Título: Slimane. Género: Ficción/Documental. Duración: 70 minutos. Idiomas: Bereber, español, árabe. Dirección: José A. Alayón / Colaboración Puesta en Escena: Mauro Herce / Productor Ejecutivo: Laura González / Guión: Mauro Herce, Manuel Muñoz, José Alayón y Samuel Martín / Fotografía: Mauro Herce / Sonido Directo: Daniel Fernández / Edición y Postproducción de imagen: Manuel Muñoz / Montaje de pistas y Mezcla de sonido: Elsa Ferreira, Carlos García / Protagonistas: Slimane Larhroti, Moha Kezza.
Llego tarde como a otras muchas cosas a Slimane, una película que dirige José A. Alayón y que con los pasos que está dando, cortos pero seguros, procurando pisar siempre sobre suelo sólido, genera a su alrededor una aureola de película necesaria –no de culto– que reclamaba un visionado por aquello de no dejar pasar un título avalado más por crítica que por público del errático cine que podríamos llamar canario, aunque seamos poco amigos de regionalismos y su lado más extremo: el nacionalismo.
Slimane, que se exhibió entre el 24 y el 26 de octubre en TEA Tenerife Espacio de las Artes, es un producto desconcertante e incluso marciano en esta y otras filmografías. Tiene una excelente y controlada factura técnica así como un brillante reparto artísitco donde la mayoría de los actores hace de sí mismos que da credibilidad al relato que se quiere contar.
Una historia que no resulta cómoda y que se narra en clave de ficción documental sobre dos jóvenes emigrantes del norte de África que se buscan, junto a otros compañeros, la vida en un territorio fronterizo y lunar.

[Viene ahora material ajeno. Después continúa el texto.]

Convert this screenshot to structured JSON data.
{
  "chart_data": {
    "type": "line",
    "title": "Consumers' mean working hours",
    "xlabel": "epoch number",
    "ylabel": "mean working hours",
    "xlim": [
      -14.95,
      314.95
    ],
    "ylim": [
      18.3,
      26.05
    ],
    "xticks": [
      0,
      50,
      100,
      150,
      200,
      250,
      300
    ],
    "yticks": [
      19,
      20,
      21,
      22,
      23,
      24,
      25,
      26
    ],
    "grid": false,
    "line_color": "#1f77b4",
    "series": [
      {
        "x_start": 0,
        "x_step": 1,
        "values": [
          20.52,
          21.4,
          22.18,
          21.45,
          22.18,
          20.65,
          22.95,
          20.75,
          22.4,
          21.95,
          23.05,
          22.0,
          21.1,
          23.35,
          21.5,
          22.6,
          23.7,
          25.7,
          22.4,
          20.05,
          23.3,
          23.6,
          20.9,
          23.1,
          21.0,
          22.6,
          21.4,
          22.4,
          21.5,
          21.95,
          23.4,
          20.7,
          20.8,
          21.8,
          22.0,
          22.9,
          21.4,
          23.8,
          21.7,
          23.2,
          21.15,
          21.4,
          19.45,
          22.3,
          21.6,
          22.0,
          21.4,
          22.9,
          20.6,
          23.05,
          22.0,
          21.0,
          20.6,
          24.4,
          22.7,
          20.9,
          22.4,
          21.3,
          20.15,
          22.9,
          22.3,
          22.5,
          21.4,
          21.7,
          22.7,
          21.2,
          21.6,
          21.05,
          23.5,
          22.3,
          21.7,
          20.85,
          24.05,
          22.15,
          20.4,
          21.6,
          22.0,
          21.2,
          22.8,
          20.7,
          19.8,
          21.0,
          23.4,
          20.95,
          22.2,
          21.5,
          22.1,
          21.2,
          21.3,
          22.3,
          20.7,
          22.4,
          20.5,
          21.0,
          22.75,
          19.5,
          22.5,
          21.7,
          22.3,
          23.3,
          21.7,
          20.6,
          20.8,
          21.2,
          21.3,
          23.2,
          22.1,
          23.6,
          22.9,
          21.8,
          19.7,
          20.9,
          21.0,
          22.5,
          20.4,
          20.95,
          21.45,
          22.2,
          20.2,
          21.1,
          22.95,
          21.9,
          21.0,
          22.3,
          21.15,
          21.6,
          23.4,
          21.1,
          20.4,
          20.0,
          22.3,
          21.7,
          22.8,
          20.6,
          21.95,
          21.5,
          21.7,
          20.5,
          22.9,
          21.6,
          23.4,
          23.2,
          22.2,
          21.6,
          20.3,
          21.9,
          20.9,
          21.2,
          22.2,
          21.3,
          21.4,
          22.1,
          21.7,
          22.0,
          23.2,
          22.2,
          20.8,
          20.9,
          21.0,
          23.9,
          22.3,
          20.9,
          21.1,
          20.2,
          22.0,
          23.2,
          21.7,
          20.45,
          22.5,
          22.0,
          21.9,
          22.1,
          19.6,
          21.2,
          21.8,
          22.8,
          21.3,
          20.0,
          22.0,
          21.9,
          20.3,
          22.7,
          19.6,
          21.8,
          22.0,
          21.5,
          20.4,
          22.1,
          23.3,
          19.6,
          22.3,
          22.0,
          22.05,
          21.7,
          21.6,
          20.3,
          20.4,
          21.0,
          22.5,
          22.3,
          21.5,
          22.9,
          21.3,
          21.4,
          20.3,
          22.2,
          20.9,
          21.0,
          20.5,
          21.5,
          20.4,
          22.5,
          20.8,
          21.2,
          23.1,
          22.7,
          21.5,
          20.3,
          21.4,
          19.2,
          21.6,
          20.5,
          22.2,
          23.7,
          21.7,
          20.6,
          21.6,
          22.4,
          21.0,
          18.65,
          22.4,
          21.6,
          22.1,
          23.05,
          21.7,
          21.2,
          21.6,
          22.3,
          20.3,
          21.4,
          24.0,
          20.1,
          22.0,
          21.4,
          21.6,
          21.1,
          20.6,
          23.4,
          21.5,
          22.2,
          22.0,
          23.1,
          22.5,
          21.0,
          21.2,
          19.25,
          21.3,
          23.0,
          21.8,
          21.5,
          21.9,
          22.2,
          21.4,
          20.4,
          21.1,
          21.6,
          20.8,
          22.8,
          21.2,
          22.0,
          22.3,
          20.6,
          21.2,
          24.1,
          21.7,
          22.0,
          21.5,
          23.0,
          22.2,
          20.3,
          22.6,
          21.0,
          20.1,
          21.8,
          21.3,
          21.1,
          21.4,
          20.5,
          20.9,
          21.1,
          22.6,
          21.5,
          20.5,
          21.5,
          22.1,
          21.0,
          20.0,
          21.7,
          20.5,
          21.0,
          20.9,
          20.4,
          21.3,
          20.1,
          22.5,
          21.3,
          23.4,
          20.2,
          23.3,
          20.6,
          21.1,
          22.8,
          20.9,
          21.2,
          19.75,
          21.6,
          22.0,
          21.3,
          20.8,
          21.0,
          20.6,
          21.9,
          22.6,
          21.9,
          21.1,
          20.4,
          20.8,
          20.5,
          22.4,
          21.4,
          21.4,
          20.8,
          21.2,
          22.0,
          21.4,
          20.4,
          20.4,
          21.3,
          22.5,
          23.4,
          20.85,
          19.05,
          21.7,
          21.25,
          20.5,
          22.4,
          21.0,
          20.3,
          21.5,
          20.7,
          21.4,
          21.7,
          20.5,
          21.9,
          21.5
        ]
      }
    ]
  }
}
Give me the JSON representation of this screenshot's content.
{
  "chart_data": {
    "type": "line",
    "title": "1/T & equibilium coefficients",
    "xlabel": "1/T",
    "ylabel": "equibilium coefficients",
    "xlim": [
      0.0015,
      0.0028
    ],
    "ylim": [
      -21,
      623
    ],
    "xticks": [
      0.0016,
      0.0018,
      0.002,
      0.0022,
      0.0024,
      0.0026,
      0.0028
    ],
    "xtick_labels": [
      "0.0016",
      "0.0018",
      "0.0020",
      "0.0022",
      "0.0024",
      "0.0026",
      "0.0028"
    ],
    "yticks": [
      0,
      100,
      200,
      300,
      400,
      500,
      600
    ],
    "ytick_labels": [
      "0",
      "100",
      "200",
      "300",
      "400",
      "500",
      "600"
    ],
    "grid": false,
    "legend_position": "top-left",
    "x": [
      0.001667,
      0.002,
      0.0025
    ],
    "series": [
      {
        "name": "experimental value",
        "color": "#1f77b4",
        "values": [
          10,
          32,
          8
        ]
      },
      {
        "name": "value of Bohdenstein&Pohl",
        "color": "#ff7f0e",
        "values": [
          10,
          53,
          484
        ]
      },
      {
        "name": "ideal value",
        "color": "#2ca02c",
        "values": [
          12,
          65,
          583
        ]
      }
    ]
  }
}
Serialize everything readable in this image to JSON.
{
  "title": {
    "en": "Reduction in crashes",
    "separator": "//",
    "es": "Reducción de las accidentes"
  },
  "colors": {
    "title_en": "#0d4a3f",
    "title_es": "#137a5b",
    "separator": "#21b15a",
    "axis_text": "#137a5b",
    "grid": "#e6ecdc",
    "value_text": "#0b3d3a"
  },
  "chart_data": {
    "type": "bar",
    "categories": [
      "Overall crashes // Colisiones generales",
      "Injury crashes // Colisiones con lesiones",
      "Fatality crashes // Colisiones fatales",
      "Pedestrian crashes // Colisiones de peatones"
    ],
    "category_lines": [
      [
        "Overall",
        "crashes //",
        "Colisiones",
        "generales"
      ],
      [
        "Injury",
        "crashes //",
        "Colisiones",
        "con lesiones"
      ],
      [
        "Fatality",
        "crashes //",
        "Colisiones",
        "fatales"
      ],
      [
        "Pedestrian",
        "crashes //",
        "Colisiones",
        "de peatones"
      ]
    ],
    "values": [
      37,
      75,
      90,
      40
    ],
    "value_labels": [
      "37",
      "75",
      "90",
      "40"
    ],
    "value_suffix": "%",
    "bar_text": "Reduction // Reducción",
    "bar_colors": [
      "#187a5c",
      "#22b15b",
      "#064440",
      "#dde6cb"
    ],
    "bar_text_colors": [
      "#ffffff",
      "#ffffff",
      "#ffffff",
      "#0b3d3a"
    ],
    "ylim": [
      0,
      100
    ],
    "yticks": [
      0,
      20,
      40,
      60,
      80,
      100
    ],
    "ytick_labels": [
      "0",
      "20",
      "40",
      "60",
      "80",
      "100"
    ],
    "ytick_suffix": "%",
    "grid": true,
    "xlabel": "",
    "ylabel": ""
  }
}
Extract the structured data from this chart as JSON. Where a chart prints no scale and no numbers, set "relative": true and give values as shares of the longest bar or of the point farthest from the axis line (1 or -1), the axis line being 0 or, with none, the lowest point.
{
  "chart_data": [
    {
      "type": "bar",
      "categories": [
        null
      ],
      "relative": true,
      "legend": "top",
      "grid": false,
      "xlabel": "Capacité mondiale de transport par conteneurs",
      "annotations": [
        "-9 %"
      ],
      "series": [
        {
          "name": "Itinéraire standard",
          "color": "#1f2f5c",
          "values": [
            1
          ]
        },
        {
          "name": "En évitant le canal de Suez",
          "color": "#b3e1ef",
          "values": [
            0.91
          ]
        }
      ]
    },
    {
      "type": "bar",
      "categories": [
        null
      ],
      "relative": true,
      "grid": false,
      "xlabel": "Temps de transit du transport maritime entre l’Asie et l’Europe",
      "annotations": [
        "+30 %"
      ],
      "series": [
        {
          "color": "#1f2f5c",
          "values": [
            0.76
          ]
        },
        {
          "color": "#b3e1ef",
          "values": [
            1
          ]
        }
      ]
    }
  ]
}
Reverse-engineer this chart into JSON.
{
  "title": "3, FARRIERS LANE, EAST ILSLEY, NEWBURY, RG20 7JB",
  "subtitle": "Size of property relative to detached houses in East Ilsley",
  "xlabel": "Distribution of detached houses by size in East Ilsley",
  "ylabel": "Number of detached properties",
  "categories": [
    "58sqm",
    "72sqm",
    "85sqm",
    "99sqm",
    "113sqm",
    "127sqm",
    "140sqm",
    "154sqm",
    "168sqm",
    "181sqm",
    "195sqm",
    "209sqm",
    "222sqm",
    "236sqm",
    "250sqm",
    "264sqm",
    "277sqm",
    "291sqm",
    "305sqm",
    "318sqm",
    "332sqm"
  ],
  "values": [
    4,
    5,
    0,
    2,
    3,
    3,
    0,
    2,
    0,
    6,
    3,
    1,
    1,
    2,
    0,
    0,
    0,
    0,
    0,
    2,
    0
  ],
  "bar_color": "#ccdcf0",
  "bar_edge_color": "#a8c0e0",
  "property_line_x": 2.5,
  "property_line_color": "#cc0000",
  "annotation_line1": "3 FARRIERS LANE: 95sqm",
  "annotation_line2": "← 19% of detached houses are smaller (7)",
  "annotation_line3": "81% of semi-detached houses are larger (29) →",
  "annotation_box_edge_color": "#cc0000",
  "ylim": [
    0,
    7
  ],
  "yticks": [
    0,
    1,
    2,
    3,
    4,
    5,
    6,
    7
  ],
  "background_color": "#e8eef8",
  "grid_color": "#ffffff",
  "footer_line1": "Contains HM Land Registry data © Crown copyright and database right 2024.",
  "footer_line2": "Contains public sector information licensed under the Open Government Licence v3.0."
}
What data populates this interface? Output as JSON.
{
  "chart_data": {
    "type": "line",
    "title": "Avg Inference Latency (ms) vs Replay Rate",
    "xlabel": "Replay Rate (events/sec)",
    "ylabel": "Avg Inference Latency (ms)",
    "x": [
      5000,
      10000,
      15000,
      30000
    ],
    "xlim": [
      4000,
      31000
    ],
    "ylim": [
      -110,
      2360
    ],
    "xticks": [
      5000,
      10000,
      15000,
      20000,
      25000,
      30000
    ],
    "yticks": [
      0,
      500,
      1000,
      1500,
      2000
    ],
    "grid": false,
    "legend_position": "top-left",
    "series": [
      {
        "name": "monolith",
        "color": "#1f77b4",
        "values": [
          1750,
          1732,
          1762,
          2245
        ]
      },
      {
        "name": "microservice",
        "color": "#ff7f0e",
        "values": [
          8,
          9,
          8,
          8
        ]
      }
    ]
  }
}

Slimane, que así se llama uno de sus protagonistas, propone un interesante estudio en torno al desarraigo y la soledad pero está más preocupado por la estética que por la historia, lo que desequilibra su valor como producto de entretenimiento con mensaje ya que se decanta por la discutida objetividad del documento gráfico en un retardado y no sé si consciente movimiento.
Pero esta es una clave que se revela al espectador nada más empezar la película: Slimane es un trabajo intimista y por lo tanto de individuos aunque no pierde su eco social, pero es un eco débil ya que el filme retrata el día a día de Slimane y su amigo Moha durante su vagabundeo por un territorio hostil que más que paraíso es un purgatorio en la tierra. La película no insiste en la denuncia de las condiciones de vida que padecen los emigrantes ilegales en los países desarrollados. Un Primer Mundo, casi parece que sugiere, que solo regala apariencia porque el trabajo aquí, donde debería de manar la leche y la miel, es sinónimo también de explotación.
De ahí la posible inercia de los personajes. Su deambular mientras pierden el tiempo en unos escenarios en el que los acosa la policía, van de fiesta, juegan al fútbol, comparten sus miserias y trabajan ocasionalmente porque mañana debe ser otro día. Esta es la rutina existencial de Slimane y Moha en esa tierra de nadie, purgatorio en la tierra, reiteramos, en el que viven sus protagonistas.
Alayón arma el relato con un estilo cuidado y muy pensado formalmente, pero mantiene una distancia que resta de calor humano una historia que no despierta la empatía del espectador ante el devenir existencial de Slimane y Moha.
Cuenta de todos modos Slimane con escenas de una textura poética que encienden la emoción, como la de los dos muchachos en una plantación de limoneros, fruto ácido que alguno podría traducir como un sutil reverso de la manzana del paraíso; o la charla en la que mezclan recuerdos de su casa mientras cuecen unos huevos, pero son como chispazos en un largometraje que se preocupa más por retratar estos momentos estéticamente que en explotarlos con sentimiento. Eso hace que el espectador se distancie, que no se inmiscuya, que le resulte ajeno ese tránsito por la nada y el silencio que refleja un filme que en su esfuerzo por la contención termina por resultar algo pesado y repetitivo en su media hora final.
Y que no aprovecha el punto de inflexión al que llega el largometraje cuando se muestra con elegante lirismo el drama de la ausencia de uno de ellos.
En este sentido, y admitiendo que uno de los mayores atractivos de Slimane es su cuidada puesta en escena y su estilo formal, se podría decir que éste supone también uno de sus mayores lastres porque su buena caligrafía cinematográfica olvida –o no quiere– buscar la complicidad del espectador.
Un espectador desconcertado, pero un desconcierto en el que se mezclan demasiadas contradicciones. La peor de ellas: la indiferencia que siente ante lo que pueda sucederle a sus jóvenes protagonistas.
Saludos, fundimos a negro, desde este lado del ordenador.